How to run Airflow DAGs for a specified date in the past?

Have you created a new Airflow DAG, but now you have to run it using every data snapshot created during the last six months? Don’t worry. You don’t need to experiment with the start_date parameter.

Backfill

The operation of running a DAG for a specified date in the past is called “backfilling.” The Airflow command-line interface provides a convenient command to run such backfills.

First, I have to log-in to the server that is running the Airflow scheduler. If Airflow is running inside a Docker container, I have to access the command-line of the container, for example like this:

1
docker exec -it container_id /bin/sh

To run the backfill command, I need three things: the identifier of the DAG, the start date, and the end date (note that Airflow stops one day before the end date, so the end date is not inclusive).

When I have the required information, I can run the command to start backfill. In this case, I am running the test_dag DAG with the execution date set to 2019-01-01, 2019-01-02, and 2019-01-03.

1
airflow backfill -s 2019-01-01 -e 2019-01-04 test_dag


How about re-running completed DAGs?

The backfill command does not re-run completed DAGs within the given period unless we explicitly instruct it to do so. Therefore, if there was already a DAG run on 2019-01-02 and I would like to repeat it, I have to add –reset_dagruns to the airflow backfill command.

1
airflow backfill -s 2019-01-01 -e 2019-01-04 --reset_dagruns test_dag

Important note about SSH

Airflow backfill does not schedule all DAGs at once! It starts the first one, waits until it finishes, and then schedules the next one.

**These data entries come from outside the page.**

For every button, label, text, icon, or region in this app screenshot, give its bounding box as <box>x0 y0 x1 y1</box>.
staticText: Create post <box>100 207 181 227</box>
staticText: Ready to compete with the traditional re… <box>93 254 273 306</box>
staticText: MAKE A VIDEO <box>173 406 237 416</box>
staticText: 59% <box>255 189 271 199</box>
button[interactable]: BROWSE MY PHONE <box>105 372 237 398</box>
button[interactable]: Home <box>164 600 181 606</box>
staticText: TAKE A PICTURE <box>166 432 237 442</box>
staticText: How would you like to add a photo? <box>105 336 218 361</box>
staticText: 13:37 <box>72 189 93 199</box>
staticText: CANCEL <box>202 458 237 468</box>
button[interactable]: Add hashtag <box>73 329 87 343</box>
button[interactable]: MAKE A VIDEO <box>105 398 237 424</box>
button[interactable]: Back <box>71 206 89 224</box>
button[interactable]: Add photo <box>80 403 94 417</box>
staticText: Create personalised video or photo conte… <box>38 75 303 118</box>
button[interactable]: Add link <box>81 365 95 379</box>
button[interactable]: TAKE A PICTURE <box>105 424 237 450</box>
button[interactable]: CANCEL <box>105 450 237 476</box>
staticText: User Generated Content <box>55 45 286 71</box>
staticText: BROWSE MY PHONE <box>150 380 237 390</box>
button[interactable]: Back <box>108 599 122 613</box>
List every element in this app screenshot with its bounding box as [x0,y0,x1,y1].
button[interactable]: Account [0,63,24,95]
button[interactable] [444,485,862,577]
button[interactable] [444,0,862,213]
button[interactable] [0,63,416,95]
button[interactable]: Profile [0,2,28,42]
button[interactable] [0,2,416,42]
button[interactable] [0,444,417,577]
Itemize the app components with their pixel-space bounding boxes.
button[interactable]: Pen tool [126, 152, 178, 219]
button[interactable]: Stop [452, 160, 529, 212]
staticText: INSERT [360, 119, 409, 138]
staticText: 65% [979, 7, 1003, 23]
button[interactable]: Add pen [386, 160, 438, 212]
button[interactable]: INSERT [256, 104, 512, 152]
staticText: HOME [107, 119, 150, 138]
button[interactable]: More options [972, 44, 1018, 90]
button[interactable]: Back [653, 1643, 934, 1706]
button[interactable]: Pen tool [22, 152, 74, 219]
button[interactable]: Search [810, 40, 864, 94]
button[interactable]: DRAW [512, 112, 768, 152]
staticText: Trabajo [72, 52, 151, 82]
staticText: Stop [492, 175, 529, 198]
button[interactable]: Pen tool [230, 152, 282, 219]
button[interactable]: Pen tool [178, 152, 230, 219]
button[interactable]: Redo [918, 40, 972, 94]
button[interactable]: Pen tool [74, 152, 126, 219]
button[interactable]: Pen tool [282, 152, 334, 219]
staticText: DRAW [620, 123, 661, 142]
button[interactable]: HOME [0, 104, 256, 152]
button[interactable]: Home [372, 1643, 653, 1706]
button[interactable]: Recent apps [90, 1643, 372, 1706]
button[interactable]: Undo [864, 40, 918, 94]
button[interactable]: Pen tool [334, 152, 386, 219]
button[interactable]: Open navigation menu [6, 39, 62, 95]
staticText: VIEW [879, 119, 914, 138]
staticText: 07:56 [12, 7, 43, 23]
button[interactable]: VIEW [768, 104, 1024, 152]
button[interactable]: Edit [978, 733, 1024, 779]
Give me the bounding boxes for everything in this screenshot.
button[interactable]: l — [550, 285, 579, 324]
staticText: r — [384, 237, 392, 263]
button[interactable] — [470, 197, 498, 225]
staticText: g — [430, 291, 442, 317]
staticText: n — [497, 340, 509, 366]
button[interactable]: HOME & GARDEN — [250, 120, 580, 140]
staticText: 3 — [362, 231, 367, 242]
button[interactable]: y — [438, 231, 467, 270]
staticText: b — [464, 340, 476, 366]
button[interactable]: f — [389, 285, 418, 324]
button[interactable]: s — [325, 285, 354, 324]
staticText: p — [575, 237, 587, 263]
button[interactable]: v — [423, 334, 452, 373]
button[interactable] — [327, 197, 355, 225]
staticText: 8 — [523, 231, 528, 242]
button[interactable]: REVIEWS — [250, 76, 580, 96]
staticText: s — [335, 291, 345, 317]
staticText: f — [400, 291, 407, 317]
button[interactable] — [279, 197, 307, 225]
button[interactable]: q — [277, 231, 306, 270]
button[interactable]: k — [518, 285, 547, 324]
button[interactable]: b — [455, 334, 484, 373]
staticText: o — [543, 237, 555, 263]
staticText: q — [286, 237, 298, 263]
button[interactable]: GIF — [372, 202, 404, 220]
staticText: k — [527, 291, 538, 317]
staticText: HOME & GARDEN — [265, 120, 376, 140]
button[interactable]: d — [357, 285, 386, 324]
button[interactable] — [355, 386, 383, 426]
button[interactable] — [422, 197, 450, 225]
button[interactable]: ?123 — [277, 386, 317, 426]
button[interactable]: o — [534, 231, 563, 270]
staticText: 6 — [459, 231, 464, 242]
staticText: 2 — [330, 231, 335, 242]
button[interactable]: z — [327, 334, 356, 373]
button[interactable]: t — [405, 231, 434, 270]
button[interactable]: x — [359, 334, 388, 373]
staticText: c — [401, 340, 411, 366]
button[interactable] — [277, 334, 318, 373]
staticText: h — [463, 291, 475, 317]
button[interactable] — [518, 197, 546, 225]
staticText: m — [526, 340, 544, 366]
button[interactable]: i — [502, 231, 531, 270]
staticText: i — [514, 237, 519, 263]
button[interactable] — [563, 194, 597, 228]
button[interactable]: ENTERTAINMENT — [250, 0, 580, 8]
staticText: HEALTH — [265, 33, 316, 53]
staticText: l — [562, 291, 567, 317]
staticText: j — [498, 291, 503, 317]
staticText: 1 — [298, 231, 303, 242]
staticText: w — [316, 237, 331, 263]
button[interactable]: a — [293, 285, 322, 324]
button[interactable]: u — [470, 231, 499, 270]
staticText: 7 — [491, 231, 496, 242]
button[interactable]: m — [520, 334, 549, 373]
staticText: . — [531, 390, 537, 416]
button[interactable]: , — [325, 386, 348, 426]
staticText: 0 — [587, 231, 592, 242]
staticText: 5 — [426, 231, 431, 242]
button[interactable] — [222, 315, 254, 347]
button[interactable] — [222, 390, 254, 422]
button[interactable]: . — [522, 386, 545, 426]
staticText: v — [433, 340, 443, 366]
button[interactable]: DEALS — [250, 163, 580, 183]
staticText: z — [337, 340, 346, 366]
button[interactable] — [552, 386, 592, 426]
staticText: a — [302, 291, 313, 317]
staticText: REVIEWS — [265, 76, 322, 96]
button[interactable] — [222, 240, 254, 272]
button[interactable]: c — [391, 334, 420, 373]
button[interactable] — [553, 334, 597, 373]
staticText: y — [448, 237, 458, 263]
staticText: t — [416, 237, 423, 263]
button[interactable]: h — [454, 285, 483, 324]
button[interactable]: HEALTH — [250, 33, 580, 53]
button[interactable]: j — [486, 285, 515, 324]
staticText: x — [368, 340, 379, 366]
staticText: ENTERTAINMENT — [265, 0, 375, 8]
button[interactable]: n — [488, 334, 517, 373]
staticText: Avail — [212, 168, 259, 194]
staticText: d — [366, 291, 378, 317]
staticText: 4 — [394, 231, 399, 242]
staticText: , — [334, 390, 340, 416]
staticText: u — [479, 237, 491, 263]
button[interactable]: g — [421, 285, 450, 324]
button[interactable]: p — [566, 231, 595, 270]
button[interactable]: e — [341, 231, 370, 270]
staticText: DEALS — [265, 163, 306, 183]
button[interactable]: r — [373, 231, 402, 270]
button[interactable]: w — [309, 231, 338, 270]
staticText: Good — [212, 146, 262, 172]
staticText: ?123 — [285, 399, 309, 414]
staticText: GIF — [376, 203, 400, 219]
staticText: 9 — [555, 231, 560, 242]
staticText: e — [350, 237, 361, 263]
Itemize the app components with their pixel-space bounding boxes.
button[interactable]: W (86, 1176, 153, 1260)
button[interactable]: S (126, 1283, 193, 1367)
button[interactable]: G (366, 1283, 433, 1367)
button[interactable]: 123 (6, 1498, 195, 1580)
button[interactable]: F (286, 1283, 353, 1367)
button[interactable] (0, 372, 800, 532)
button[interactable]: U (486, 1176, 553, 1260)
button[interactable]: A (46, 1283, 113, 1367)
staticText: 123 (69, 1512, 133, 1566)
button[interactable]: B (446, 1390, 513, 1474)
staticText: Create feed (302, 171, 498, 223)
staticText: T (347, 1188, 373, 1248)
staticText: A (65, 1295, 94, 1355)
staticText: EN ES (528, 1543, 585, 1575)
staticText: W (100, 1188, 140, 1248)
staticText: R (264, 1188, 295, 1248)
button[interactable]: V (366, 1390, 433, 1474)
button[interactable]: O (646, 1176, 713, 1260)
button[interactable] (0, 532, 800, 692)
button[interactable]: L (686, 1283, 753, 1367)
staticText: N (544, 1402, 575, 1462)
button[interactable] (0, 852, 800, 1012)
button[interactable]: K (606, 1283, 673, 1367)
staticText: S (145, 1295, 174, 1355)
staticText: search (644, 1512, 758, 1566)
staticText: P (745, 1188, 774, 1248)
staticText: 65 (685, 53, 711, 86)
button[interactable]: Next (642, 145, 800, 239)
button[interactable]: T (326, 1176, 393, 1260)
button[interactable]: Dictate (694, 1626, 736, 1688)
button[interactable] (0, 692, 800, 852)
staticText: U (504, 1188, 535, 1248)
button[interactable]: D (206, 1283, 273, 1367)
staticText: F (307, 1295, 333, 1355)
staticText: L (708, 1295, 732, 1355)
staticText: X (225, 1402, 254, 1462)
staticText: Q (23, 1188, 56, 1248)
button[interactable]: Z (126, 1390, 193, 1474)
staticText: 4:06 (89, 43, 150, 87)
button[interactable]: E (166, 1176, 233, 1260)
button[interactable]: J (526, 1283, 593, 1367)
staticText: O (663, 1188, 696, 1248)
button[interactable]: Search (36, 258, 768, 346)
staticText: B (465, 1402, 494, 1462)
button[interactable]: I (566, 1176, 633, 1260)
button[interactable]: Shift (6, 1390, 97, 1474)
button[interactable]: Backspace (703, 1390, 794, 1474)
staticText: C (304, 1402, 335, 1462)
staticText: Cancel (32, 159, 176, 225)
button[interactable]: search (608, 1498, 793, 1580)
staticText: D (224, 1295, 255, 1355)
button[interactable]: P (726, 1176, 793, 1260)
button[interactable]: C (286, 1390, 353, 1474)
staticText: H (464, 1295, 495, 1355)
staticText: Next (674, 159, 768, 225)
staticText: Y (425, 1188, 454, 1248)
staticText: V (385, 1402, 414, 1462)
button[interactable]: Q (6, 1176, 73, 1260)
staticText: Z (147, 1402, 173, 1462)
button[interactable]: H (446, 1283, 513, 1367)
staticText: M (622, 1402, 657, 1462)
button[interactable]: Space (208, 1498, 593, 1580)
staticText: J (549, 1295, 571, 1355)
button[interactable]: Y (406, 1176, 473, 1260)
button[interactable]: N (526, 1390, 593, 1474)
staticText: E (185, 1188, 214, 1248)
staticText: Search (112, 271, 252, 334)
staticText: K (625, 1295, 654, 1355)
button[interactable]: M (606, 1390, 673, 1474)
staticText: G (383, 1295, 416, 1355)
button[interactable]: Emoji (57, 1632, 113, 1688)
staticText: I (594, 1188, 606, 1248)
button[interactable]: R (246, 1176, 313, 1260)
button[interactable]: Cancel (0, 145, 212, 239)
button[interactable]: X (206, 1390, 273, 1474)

Because of that, I need to keep an active SSH connection to the Airflow server until the backfill schedules the last DAG run. If I got disconnected before Airflow had scheduled the last DAG, it would finish the currently running DAG and never schedule the remaining ones.

To avoid problems in case of a lost internet connection, I suggest using the screen application to start a durable terminal session on the Airflow server and run the backfill command inside the screen session.


Remember to share on social media!
If you like this text, please share it on Facebook/Twitter/LinkedIn/Reddit or other social media.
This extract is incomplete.